LuoYuanke updated this revision to Diff 431346.May 23 2022, 5:44 AM

Address Xiang's comments.

xiangzhangllvm added inline comments.May 23 2022, 5:46 PM
llvm/lib/Target/X86/X86FastPreTileConfig.cpp
551

If we consider greedy-->fast, we should consider this problem.

576

Copy will cause the wrong action for following get shape.
MI.getOperand(x)

605

No problem.

xiangzhangllvm added inline comments.May 23 2022, 6:15 PM
llvm/lib/Target/X86/X86FastPreTileConfig.cpp
551

And do we need to consider shape number > "max reg num of ldtilecfg (8)" in current stage ? It is possible in big BB.

LuoYuanke added inline comments.May 23 2022, 6:36 PM
llvm/lib/Target/X86/X86FastPreTileConfig.cpp
551

That is not supported yet. We can improve it later.

576

Copy is filter out by isTileDef?

xiangzhangllvm added inline comments.May 23 2022, 6:47 PM
llvm/lib/Target/X86/X86TargetMachine.cpp
424

Remove.

LuoYuanke updated this revision to Diff 431561.May 23 2022, 7:37 PM

Address Xiang's comments.

xiangzhangllvm accepted this revision.May 23 2022, 7:41 PM

Mark some TODO for your planning.

llvm/test/CodeGen/X86/AMX/amx-across-func.ll
619

We may need reconfig if tilerelease

This revision is now accepted and ready to land.May 23 2022, 7:41 PM
LuoYuanke added inline comments.May 23 2022, 7:48 PM
llvm/test/CodeGen/X86/AMX/amx-across-func.ll
619

Config is based on function unit. Each function that use AMX should reconfig. If it doesn't touch AMX, no config is required.

LuoYuanke added a comment.EditedMay 23 2022, 10:10 PM

Mark some TODO for your planning.

OK, let me record TODO in the commit message.

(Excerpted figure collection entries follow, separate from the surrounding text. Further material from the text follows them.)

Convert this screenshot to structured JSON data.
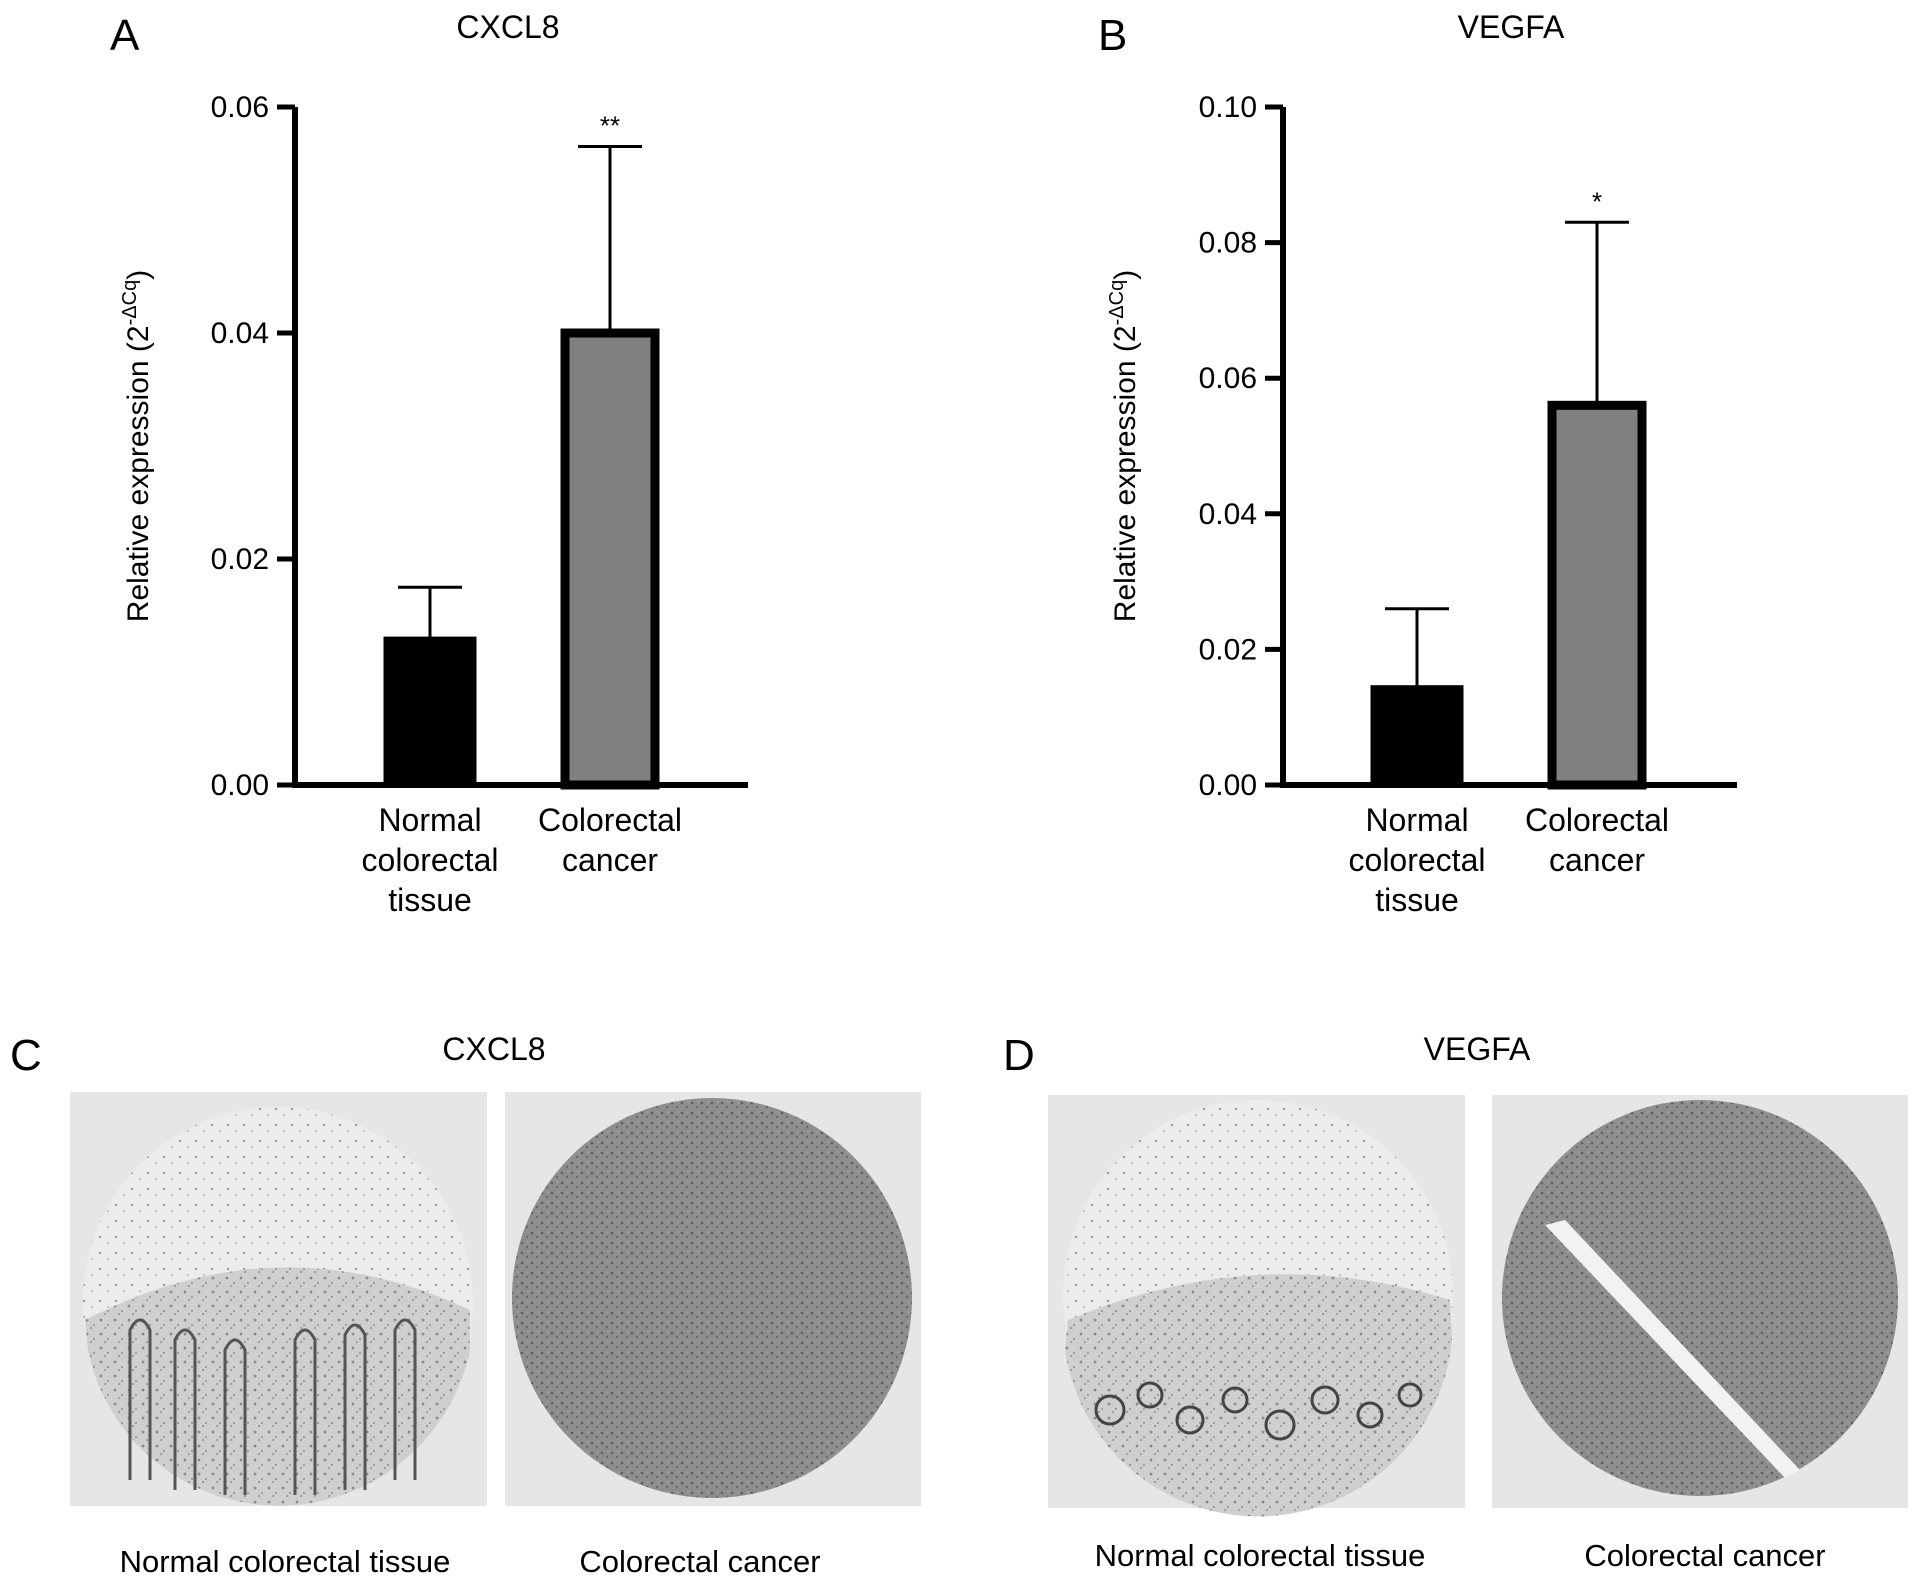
{
  "panels": {
    "a": {
      "letter": "A"
    },
    "b": {
      "letter": "B"
    },
    "c": {
      "letter": "C",
      "title": "CXCL8",
      "images": [
        {
          "caption": "Normal colorectal tissue",
          "tissue": "normal"
        },
        {
          "caption": "Colorectal cancer",
          "tissue": "cancer"
        }
      ]
    },
    "d": {
      "letter": "D",
      "title": "VEGFA",
      "images": [
        {
          "caption": "Normal colorectal tissue",
          "tissue": "normal"
        },
        {
          "caption": "Colorectal cancer",
          "tissue": "cancer"
        }
      ]
    }
  },
  "chart_data": [
    {
      "type": "bar",
      "title": "CXCL8",
      "ylabel": "Relative expression (2",
      "ylabel_superscript": "-ΔCq",
      "ylabel_close": ")",
      "ylim": [
        0,
        0.06
      ],
      "yticks": [
        "0.00",
        "0.02",
        "0.04",
        "0.06"
      ],
      "categories": [
        [
          "Normal",
          "colorectal",
          "tissue"
        ],
        [
          "Colorectal",
          "cancer"
        ]
      ],
      "values": [
        0.013,
        0.04
      ],
      "errors": [
        0.0045,
        0.0165
      ],
      "colors": [
        "#000000",
        "#808080"
      ],
      "significance": [
        "",
        "**"
      ]
    },
    {
      "type": "bar",
      "title": "VEGFA",
      "ylabel": "Relative expression (2",
      "ylabel_superscript": "-ΔCq",
      "ylabel_close": ")",
      "ylim": [
        0,
        0.1
      ],
      "yticks": [
        "0.00",
        "0.02",
        "0.04",
        "0.06",
        "0.08",
        "0.10"
      ],
      "categories": [
        [
          "Normal",
          "colorectal",
          "tissue"
        ],
        [
          "Colorectal",
          "cancer"
        ]
      ],
      "values": [
        0.0145,
        0.056
      ],
      "errors": [
        0.0115,
        0.027
      ],
      "colors": [
        "#000000",
        "#808080"
      ],
      "significance": [
        "",
        "*"
      ]
    }
  ]
}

This revision was landed with ongoing or failed builds.May 23 2022, 10:44 PM
This revision was automatically updated to reflect the committed changes.
nikic added a subscriber: nikic.May 24 2022, 1:20 AM

FYI this has some noticeable compile-time impact on O0 builds: http://llvm-compile-time-tracker.com/compare.php?from=62a9b36fcf728b104ea87e6eb84c0be69b779df7&to=496156ac57da3abd9c8a6dc422852b7bdfaa448f&stat=instructions

Maybe it's possible to skip more of X86FastPreTileConfig early if tile registers are not used (i.e. almost always)?

FYI this has some noticeable compile-time impact on O0 builds: http://llvm-compile-time-tracker.com/compare.php?from=62a9b36fcf728b104ea87e6eb84c0be69b779df7&to=496156ac57da3abd9c8a6dc422852b7bdfaa448f&stat=instructions

Maybe it's possible to skip more of X86FastPreTileConfig early if tile registers are not used (i.e. almost always)?

Yes, that's a promising fix. Let me come up with a patch for it. Thanks.

FYI this has some noticeable compile-time impact on O0 builds: http://llvm-compile-time-tracker.com/compare.php?from=62a9b36fcf728b104ea87e6eb84c0be69b779df7&to=496156ac57da3abd9c8a6dc422852b7bdfaa448f&stat=instructions

Maybe it's possible to skip more of X86FastPreTileConfig early if tile registers are not used (i.e. almost always)?

Yes, that's a promising fix. Let me come up with a patch for it. Thanks.

Patch https://reviews.llvm.org/D126280 to reduce the compiling time.

LuoYuanke added a comment.EditedJun 27 2022, 8:07 PM

I can duplicated the regression with "llc -mtriple=aarch64 test/DebugInfo/Generic/two-cus-from-same-file.ll -O0 -o -". This is a ISel bug on "DBG_VALUE", I'll file a bug for it.

This comment was removed by LuoYuanke.